A Land Artist’s Work Evades Demolition

A work of environmental art by Mary Miss has evaded demolition — for now. A judge in the U.S. District Court in Des Moines on Friday granted her request for a temporary restraining order that would bar the Des Moines Art Center, the museum that commissioned the land art installation, from dismantling it. The museum maintains it has become a safety hazard and that the resources to repair it are not available.

The decision, the Art Center said in a statement, amounts to “a court-ordered stalemate.”

While the judge, Stephen H. Locher, found that destroying the work, “Greenwood Pond: Double Site” (1989-1996), would violate the Art Center’s contract with the artist, he also said that Miss could not force the museum to restore it to its original condition. He wrote, “The end result is therefore an unsatisfying status quo: the artwork will remain standing (for now) despite being in a condition that no one likes but that the court cannot order anyone to change.”

The lawsuit is the latest twist in a fight over the fate of “Greenwood Pond,” which has highlighted the difficulty of preserving large-scale public artworks, especially for smaller institutions. Located on the grounds of a city-owned park next to the museum, the installation is a collection of sloping walkways, wooden sitting areas, huts and towers that encourage visitors to engage with the landscape. Over the years, the wood has degraded substantially, and the Art Center estimates that it would cost between $2 million and $2.6 million to restore it. (Miss contests that, but has not provided another figure.)

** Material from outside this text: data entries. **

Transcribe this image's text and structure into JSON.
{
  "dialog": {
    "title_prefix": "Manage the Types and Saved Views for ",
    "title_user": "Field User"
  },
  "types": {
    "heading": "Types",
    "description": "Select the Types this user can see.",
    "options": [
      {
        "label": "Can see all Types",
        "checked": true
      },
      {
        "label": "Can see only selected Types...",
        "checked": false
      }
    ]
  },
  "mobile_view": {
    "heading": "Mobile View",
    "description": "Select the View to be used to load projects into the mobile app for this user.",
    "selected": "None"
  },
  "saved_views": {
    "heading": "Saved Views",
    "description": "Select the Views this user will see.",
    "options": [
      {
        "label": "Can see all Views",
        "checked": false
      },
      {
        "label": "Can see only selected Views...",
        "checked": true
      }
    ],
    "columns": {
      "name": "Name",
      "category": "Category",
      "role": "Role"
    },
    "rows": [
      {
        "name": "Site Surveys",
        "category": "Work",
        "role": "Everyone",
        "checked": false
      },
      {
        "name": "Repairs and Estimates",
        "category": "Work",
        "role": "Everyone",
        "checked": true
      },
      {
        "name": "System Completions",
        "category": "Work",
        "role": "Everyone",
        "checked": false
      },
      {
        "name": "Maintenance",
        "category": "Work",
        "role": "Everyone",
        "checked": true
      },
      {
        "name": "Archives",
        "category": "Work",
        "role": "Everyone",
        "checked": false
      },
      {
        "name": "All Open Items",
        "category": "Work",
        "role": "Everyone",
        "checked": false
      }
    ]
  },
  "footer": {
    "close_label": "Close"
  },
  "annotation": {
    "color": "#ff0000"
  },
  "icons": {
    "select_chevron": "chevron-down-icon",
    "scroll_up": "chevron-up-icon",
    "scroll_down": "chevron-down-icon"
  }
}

In an interview on Tuesday, Miss said, “I don’t know why the museum wouldn’t come to me at this point and try to work this out instead of spending more money on legal fees.”

Having visited “Greenwood Pond: Double Site” while in Des Moines to testify, she said she felt a newfound appreciation for the work. “I just can’t imagine this whole thing going south at this point,” she said.

Amy Day, a spokeswoman for the Art Center, said that while the museum considers its next move, it will keep portions of the site blocked off and “engage the City of Des Moines to address public safety.” In his ruling, the judge noted that the city, which was not a party to the litigation, has the authority to deem the work a safety hazard and compel its demolition.

If the city does not intervene, the parties do not reach a settlement and the case goes to trial, the outcome could hinge on whether land art qualifies as sculpture. Miss argued that the demolition plans would violate the Visual Artists Rights Act of 1990, which empowers artists to protect prominent work from destruction. But the judge warned that “Greenwood Pond” “is not a ‘painting, drawing, print, or sculpture’ and therefore is not entitled to protection under VARA.”

The question of whether land art is sculpture may end up pitting lawyers for the museum against some art historians. Charles Birnbaum, the president and chief executive of the Cultural Landscape Foundation, a nonprofit that has been an advocate of preserving Miss’s work, said: “We expect that expert testimony at trial — if it gets to that point — will establish that land art is sculpture.”